Please, provide your answers as working R code and a couple of sentences to describe how you approach (2-3 sentences) the following problems:

  • What is the chronological extent of this data?
    • [easy-ish] What periods can it be divided into? How can we do that?
      • Can you generate a cumulative graph of population over time, divided into these periods? (Hint: there should be one line for one period and another for another, etc.)
  • How can we introduce the following categories into this data:
    • [easy] North Africa and Europe?
      • Construct comparative graphs of population in North Africa and Europe (similar to what you did with the Morris dataset).
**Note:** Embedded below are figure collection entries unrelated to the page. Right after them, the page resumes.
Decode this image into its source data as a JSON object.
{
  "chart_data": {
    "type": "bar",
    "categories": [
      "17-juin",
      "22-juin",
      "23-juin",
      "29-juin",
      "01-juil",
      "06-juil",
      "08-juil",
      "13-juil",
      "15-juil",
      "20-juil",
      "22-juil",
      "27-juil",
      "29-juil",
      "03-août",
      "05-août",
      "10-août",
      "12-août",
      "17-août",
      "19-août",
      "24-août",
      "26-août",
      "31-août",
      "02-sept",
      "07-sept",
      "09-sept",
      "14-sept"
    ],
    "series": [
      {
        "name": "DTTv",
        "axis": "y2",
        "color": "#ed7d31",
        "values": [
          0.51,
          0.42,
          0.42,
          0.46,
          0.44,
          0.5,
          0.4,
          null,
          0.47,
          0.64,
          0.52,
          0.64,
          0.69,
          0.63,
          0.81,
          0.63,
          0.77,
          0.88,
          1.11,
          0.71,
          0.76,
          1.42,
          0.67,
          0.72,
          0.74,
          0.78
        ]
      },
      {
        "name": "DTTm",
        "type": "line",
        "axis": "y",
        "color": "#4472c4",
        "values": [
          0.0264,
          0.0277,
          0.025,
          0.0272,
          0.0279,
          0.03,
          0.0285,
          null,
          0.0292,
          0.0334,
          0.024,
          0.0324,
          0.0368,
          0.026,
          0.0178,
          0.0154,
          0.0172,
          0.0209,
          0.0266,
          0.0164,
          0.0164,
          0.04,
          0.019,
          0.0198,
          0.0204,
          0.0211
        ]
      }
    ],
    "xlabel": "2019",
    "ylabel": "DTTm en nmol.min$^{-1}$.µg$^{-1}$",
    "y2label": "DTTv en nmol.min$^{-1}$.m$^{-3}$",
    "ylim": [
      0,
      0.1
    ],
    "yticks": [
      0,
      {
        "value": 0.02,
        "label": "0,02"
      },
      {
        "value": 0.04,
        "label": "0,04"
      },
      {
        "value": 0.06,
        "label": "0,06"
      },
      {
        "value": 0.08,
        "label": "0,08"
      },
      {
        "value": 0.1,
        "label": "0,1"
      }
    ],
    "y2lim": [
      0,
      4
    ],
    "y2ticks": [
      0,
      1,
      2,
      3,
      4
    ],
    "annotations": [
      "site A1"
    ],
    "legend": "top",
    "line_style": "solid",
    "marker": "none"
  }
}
Here you will need to sum up population!
    • [a bit more complicated] the Ottoman Empire?
      • When did the Empire had the largest number of cities (based on the data set)?
      • When was its population at the highest?
    • [a tad tricky] Christiandom and Islamdom?
      • What are the largest cities of Islamdom for each reported period?
      • What are the largest western cities of Islamdom between 1000 and 1500 CE?

6.5 Reference Materials

  • Bosker, Maarten, Eltjo Buringh, and Jan Luiten van Zanden. 2012. “From Baghdad to London: Unraveling Urban Development in Europe, the Middle East, and North Africa, 800–1800.” The Review of Economics and Statistics 95 (4): 1418–37. https://doi.org/10.1162/REST_a_00284.
  • Bosker, Maarten, Eltjo Buringh, and Jan Luiten Van Zanden. 2014. “Replication Data for: From Baghdad to London: Unraveling Urban Development in Europe, the Middle East, and North Africa, 800-1800.” Harvard Dataverse. https://doi.org/10.7910/DVN/24747.

6.5.1 Additional Readings

  • Moretti, Franco. 2007. Graphs, Maps, Trees: Abstract Models for Literary History. London - New York: Verso.
  • Moretti, Franco. 2013. Distant Reading. London; New York: Verso.
  • Romanov, Maxim G. 2017. “Algorithmic Analysis of Medieval Arabic Biographical Collections.” Speculum 92 (S1): S226–46. https://doi.org/10.1086/693970.

6.6 Homework

  • Finish your worksheet and submit your HW as described below.
  • Additional: if you’d like more practice, you can use swirl library:
    • To install: install.packages("swirl")
    • To run: library(swirl)
      • Then: swirl()
      • it will offer you a set of interactive exercises similar to DataCamp.

6.7 Submitting homework

  • Homework assignment must be submitted by the beginning of the next class;
  • Email your homework to the instructor as attachments.
    • In the subject of your email, please, add the following: 57528-LXX-HW-YourLastName-YourMatriculationNumber, where LXX is the number of the lesson for which you submit homework; YourLastName is your last name; and YourMatriculationNumber is your matriculation number.